Steve wants to say, where have you been. Steve wants to say, why are you here, just you, and not dad? He wants to say, I did it all without you, I survived without you, I went through hell and lost so much and you weren't there. He wants to say, thank god you were safe, he wants to say, why didn't you protect me?
But he waits for her to speak first, doesn't think he's able to if the dryness of his throat of is anything to go by.
"Oh Steve," she finally whispers. She runs her free hand through his hair and her eyes quickly fill with tears.
"My Steve, my baby, I'm sorry," she says. She could be apologizing for a million things, for leaving him, for the long business trips, for the wounds he's starting to feel, for the years he was left alone, for the horrors he's endured, for showing up now instead of then. She could be apologizing for all of it. And Steve knows he should be angry. Knows that some distant part of him is furious and that that white-hot rage will bubble up to the surface eventually, but his mom is holding his hand, her thumb gliding across his knuckles like they used to in church, and she's here.
"Mom-" Steve chokes out. It comes out rough, through the lump in his dry throat. His mom moves from the chair at his bedside to sit on the edge of the hospital bed, hand never leaving his.
"I know, I'm here, I'm sorry," she says, her voice still soft and wobbly. Tears have started to run freely down her face, and she does nothing to catch them. She leans over and grabs a glass of water, holds it as he takes tentative sips from the straw. When he leans away, she sets it aside, helps him sit up. That same angry relief bubbles up again. Here she is, being his mom, finally. He must have really come close to death this time, he thinks.
They stare at each other again, his mom's hand running through his hair. And it's been too long since he's studied his mom's face, because he can't tell what that emotion is.

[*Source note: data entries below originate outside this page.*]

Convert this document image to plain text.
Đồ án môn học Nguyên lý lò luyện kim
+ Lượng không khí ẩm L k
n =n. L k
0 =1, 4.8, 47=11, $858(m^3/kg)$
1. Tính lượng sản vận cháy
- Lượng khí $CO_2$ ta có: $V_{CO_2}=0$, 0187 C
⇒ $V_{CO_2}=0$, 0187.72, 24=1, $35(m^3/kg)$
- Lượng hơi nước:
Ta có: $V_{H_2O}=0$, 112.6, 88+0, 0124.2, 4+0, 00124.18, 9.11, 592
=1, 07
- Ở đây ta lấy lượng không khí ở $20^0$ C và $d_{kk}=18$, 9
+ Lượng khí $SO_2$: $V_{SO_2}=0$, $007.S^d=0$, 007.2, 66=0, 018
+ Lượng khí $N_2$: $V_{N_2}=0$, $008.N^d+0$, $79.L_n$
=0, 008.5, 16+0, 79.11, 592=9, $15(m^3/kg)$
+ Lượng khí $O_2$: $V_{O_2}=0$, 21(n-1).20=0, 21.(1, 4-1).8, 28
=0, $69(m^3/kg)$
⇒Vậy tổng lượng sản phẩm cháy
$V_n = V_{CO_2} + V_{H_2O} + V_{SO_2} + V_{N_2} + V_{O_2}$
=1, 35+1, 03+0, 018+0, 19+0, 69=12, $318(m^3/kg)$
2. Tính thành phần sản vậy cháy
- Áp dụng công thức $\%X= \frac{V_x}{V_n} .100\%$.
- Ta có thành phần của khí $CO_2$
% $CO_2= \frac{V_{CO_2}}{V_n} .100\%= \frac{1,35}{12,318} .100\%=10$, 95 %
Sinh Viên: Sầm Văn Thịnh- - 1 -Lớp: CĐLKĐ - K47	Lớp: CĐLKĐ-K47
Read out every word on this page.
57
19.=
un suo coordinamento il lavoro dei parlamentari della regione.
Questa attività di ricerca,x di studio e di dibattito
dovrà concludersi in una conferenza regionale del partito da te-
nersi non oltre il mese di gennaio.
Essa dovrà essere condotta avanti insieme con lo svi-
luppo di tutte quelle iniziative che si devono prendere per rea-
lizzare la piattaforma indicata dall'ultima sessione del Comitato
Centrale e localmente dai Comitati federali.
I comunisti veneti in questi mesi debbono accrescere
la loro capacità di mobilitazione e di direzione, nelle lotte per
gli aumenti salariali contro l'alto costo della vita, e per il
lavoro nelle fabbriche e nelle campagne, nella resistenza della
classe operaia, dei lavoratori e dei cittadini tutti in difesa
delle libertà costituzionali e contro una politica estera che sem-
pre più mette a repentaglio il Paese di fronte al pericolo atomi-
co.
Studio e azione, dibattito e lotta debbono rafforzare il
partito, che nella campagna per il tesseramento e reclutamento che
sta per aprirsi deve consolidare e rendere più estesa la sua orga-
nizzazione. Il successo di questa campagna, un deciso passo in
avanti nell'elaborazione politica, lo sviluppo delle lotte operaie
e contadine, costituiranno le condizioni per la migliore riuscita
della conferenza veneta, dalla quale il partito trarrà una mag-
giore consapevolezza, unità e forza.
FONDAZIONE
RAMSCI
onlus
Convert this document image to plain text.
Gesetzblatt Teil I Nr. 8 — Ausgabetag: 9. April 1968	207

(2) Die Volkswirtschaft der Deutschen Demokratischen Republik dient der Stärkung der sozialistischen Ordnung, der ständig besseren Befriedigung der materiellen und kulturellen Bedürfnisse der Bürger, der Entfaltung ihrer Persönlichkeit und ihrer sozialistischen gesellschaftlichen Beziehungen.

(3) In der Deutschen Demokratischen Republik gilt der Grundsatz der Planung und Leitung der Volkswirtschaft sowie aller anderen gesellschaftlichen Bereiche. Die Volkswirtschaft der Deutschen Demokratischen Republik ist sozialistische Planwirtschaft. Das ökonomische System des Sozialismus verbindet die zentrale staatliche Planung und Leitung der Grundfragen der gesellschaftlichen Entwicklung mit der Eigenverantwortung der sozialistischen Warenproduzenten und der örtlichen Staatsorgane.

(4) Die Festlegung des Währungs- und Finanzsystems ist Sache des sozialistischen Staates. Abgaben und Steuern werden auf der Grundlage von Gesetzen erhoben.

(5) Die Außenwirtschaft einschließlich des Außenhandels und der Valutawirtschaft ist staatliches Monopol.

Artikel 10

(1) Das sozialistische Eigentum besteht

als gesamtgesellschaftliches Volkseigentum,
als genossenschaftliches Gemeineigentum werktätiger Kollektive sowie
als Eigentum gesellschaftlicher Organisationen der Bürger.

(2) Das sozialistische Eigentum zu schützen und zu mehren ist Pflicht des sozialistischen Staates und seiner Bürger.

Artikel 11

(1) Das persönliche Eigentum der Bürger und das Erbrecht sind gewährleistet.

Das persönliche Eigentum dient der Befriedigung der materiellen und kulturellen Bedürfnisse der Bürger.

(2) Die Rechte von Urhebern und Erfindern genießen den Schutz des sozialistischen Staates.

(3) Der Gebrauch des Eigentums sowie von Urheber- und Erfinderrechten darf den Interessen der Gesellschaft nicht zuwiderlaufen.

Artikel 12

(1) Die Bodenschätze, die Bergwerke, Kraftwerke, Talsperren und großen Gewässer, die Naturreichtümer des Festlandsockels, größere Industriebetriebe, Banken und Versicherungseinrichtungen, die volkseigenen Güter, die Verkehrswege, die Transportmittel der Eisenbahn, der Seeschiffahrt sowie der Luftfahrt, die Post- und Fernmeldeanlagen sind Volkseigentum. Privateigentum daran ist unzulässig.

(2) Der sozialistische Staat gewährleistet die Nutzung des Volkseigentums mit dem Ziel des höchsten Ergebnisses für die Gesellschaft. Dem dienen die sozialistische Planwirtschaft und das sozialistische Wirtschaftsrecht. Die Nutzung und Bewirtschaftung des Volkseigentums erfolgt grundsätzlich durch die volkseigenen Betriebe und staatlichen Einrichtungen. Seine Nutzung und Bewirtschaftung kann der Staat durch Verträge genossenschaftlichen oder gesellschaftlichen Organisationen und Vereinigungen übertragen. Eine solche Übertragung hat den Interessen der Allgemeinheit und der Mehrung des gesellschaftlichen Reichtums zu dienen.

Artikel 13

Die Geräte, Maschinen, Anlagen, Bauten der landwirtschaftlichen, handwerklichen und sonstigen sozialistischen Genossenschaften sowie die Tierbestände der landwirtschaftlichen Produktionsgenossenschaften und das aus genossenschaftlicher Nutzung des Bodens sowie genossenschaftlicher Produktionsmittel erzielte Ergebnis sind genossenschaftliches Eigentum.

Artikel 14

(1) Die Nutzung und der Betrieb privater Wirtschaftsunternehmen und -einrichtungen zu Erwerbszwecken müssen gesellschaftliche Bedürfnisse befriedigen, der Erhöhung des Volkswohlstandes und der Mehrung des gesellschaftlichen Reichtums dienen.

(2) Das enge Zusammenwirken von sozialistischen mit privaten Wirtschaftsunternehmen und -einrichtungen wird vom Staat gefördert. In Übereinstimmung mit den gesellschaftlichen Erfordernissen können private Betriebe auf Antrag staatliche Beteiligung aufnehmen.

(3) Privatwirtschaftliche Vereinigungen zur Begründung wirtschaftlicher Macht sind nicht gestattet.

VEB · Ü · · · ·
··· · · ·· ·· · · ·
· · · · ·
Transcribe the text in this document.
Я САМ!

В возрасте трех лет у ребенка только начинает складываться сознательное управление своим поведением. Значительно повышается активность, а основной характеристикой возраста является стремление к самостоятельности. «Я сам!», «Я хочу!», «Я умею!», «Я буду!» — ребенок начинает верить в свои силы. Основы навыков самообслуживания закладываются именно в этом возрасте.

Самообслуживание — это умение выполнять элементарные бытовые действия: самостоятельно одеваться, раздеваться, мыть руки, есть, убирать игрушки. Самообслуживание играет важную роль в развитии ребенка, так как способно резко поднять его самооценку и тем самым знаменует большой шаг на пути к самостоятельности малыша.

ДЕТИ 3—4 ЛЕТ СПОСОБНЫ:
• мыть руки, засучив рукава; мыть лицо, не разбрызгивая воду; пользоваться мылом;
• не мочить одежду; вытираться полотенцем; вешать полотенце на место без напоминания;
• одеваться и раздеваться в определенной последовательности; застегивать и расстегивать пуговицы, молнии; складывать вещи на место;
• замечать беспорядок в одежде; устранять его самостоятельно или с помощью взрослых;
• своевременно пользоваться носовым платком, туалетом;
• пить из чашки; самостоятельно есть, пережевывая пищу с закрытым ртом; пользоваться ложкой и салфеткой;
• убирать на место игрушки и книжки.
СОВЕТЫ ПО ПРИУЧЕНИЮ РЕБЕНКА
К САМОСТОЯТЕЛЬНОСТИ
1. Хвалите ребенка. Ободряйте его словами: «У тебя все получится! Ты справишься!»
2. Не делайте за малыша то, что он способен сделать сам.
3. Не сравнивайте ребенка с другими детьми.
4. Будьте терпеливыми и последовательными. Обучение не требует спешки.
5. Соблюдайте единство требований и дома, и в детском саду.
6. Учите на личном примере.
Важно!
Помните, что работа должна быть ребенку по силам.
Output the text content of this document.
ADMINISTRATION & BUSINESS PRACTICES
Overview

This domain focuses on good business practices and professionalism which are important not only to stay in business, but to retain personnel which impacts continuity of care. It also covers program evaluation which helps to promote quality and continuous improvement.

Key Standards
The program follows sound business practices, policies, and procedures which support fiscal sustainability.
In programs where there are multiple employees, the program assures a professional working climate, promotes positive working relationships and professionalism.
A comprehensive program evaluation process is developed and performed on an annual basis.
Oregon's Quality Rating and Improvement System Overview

"Steve, I-" she takes a breath, struggling to find words. So different from the woman who used to pick out her sentences carefully, used to enter conversations like they were battles. "I don't know what happened, to you or to Hawkins. I know it was bad, that whatever you went through was- that it was bad enough to put you here. There's been a crowd rotating through here and I can't get a straight answer from anyone. But whatever it was, I should have been here. I should have been here a long time ago, and I'm- I'll be sorry for it for the rest of my life. But I'm here now, If you'll have me."
A year ago, hell, a week ago, Steve would've scorned the idea of it, an apology. Forgiveness past the last minute.
But his mom is here. And she's holding his hand.